Peter Yastrow: We're on the verge of an even worse Great Depression...

And if Obama doesn’t do this, then what?

You mean the ones in my OP? Whyfore? (One of the disadvantages of knowing little about economic matters.)

What if it turns out to be merely a Good Depression or a Fair-to-Middling Depression?

I sense some people aren’t really taking the article seriously. :slight_smile: Is it a reflection of how seriously they take the assertions in said article, or do they actually agree with it (at least partially), and it’s just that the field was open for easy jokes? :smiley:

True to some extent, but if families start en masse cancelling their cable, internet, cell phones, etc., it’s going to cause one hell of a ripple effect.
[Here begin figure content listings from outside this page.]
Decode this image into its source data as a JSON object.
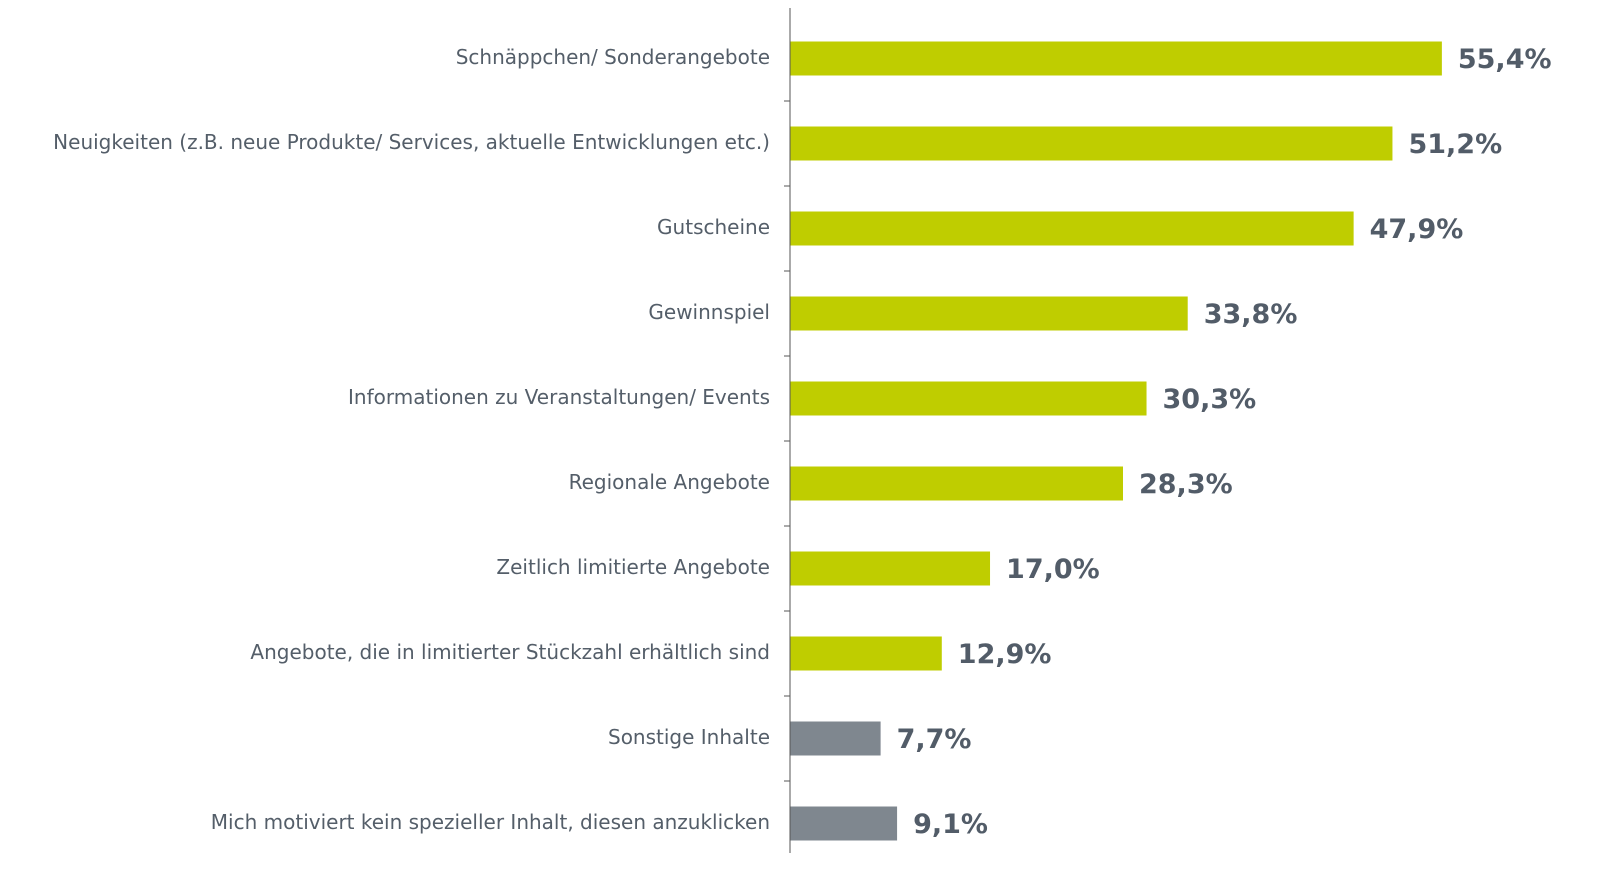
{
  "chart_data": {
    "type": "bar",
    "orientation": "horizontal",
    "categories": [
      "Schnäppchen/ Sonderangebote",
      "Neuigkeiten (z.B. neue Produkte/ Services, aktuelle Entwicklungen etc.)",
      "Gutscheine",
      "Gewinnspiel",
      "Informationen zu Veranstaltungen/ Events",
      "Regionale Angebote",
      "Zeitlich limitierte Angebote",
      "Angebote, die in limitierter Stückzahl erhältlich sind",
      "Sonstige Inhalte",
      "Mich motiviert kein spezieller Inhalt, diesen anzuklicken"
    ],
    "values": [
      55.4,
      51.2,
      47.9,
      33.8,
      30.3,
      28.3,
      17.0,
      12.9,
      7.7,
      9.1
    ],
    "value_labels": [
      "55,4%",
      "51,2%",
      "47,9%",
      "33,8%",
      "30,3%",
      "28,3%",
      "17,0%",
      "12,9%",
      "7,7%",
      "9,1%"
    ],
    "colors": [
      "#bfcd00",
      "#bfcd00",
      "#bfcd00",
      "#bfcd00",
      "#bfcd00",
      "#bfcd00",
      "#bfcd00",
      "#bfcd00",
      "#7f878f",
      "#7f878f"
    ],
    "xlim": [
      0,
      60
    ]
  }
}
I think his point in comparing the current situation to post-WW2 downturns is that this seems to be something more severe than the typical “economic speed bump” recessions we’ve had for the previous 60 years. I hope this isn’t going to be another Great Depression, but it could turn into the sort of 10-year stagnation that Japan suffered after it’s real-estate crash in 1990.

Right now I own a home and a gun. If the day dawns that I don’t have a home anymore but I still have a gun… we’ll see.
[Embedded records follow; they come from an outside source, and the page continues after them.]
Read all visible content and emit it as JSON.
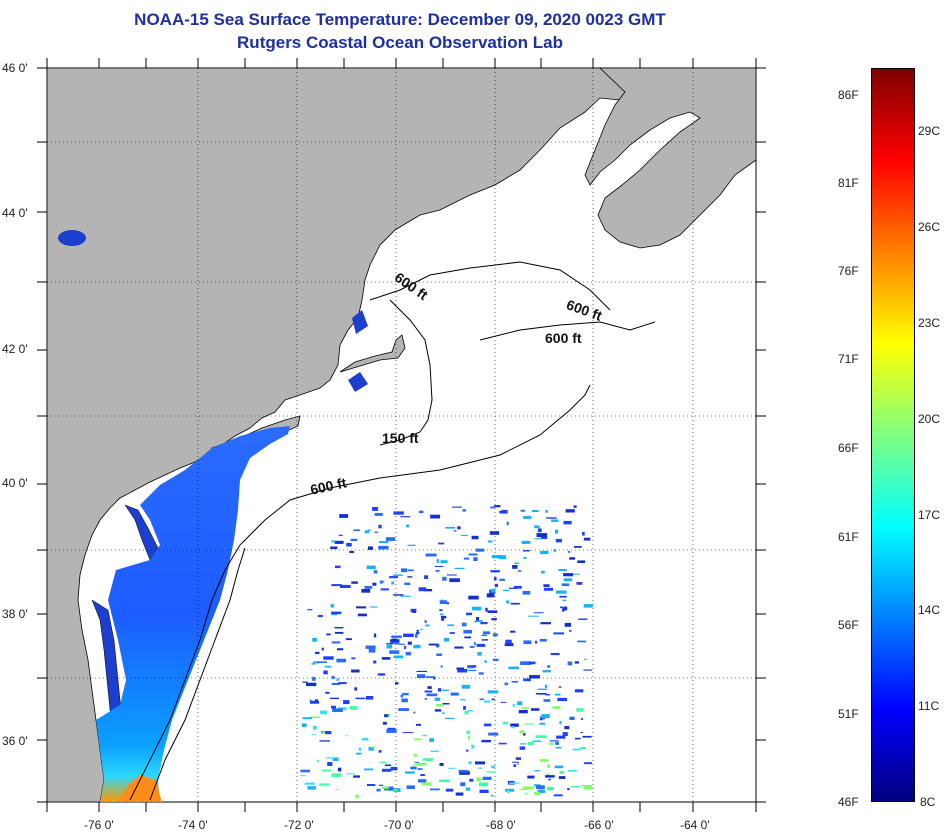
{
  "header": {
    "title": "NOAA-15 Sea Surface Temperature:  December 09, 2020 0023 GMT",
    "subtitle": "Rutgers Coastal Ocean Observation Lab"
  },
  "map": {
    "lat_labels": [
      "46 0'",
      "44 0'",
      "42 0'",
      "40 0'",
      "38 0'",
      "36 0'"
    ],
    "lon_labels": [
      "-76 0'",
      "-74 0'",
      "-72 0'",
      "-70 0'",
      "-68 0'",
      "-66 0'",
      "-64 0'"
    ],
    "contour_labels": [
      "600 ft",
      "600 ft",
      "600 ft",
      "150 ft",
      "600 ft"
    ],
    "colors": {
      "land": "#b4b4b4",
      "ocean_nodata": "#ffffff",
      "coastal_water": "#1e5cff",
      "warm_water": "#ff8c00"
    }
  },
  "colorbar": {
    "fahrenheit_labels": [
      "86F",
      "81F",
      "76F",
      "71F",
      "66F",
      "61F",
      "56F",
      "51F",
      "46F"
    ],
    "celsius_labels": [
      "29C",
      "26C",
      "23C",
      "20C",
      "17C",
      "14C",
      "11C",
      "8C"
    ],
    "gradient": [
      "#00007f",
      "#0000ff",
      "#0080ff",
      "#00ffff",
      "#80ff80",
      "#ffff00",
      "#ff8000",
      "#ff0000",
      "#7f0000"
    ]
  }
}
If you don’t have criminal instincts by now, becoming homeless won’t give them to you. The Bonnie and Clyde/John Dillinger/Pretty Boy Floyd/etc. criminal population of the early Great Depression was mostly made up of people who had showed a criminal bent since their childhood.

It’s definitely more sever than most recessions. No one denies that. But saying that unemployment is worst today than it was during the Depression is sensationalist bullshit. It’s not worst today than during the Depression era. Even if you believe all the folks who say that government is hiding the ‘true’ unemployment figures. Double the unemployment figures as we STILL aren’t at Depression era unemployment numbers. You’d need to triple them or more to get to that level of unemployment.

Again, afaik no one is saying that this recession hasn’t been particularly bad. It has been. But trying to equate what’s happening today with what happened during the Depression is basically the same tactic used to try and compare the Iraqi war with Vietnam, as folks were trying to do…and for much the same reason.

-XT

Yeah, no one ever seems to think about the consequences of this. Lost jobs being the primary one.

You can’t take anyone seriously who doesn’t understand that.

Yes, that is true. But each ripple is less than the previous one. I think the concept that would define that is called the “money multiplier” or some such. Its a measure of how “many times” a dollar circulates through the economy.

Or in fancier mathmatical terms, its the sum of an infinite series of fractions where each fraction is fraction of the previous fraction and the total sum of the infinite series is a finite number less than 1.

Or in other words, there are ripples, but they decrease and cause a finite amount of damage, they don’t increase until everybody is out of a job.

A made up example might be something like lets say 10 percent of the work force is for whatever reason suddenly jobless (the Chinese quit buying Chia pets made in the good old USA perhaps). Okay, those folks quite buying American services/products and that results in more job losses and those folks buy less and so on and so on and so on… The end result from all those ripples might be something like 15 percent total end up jobless. Numbers totally made up, this is just an example.

That depends on the size of the initial splash. A ton of cell phone contracts dropping is not a big enough splash to become the next big disaster movie title.

The subprime collapse, however, took a LOT of stimulus dollars and a few QE’s to mitigate that tsunami.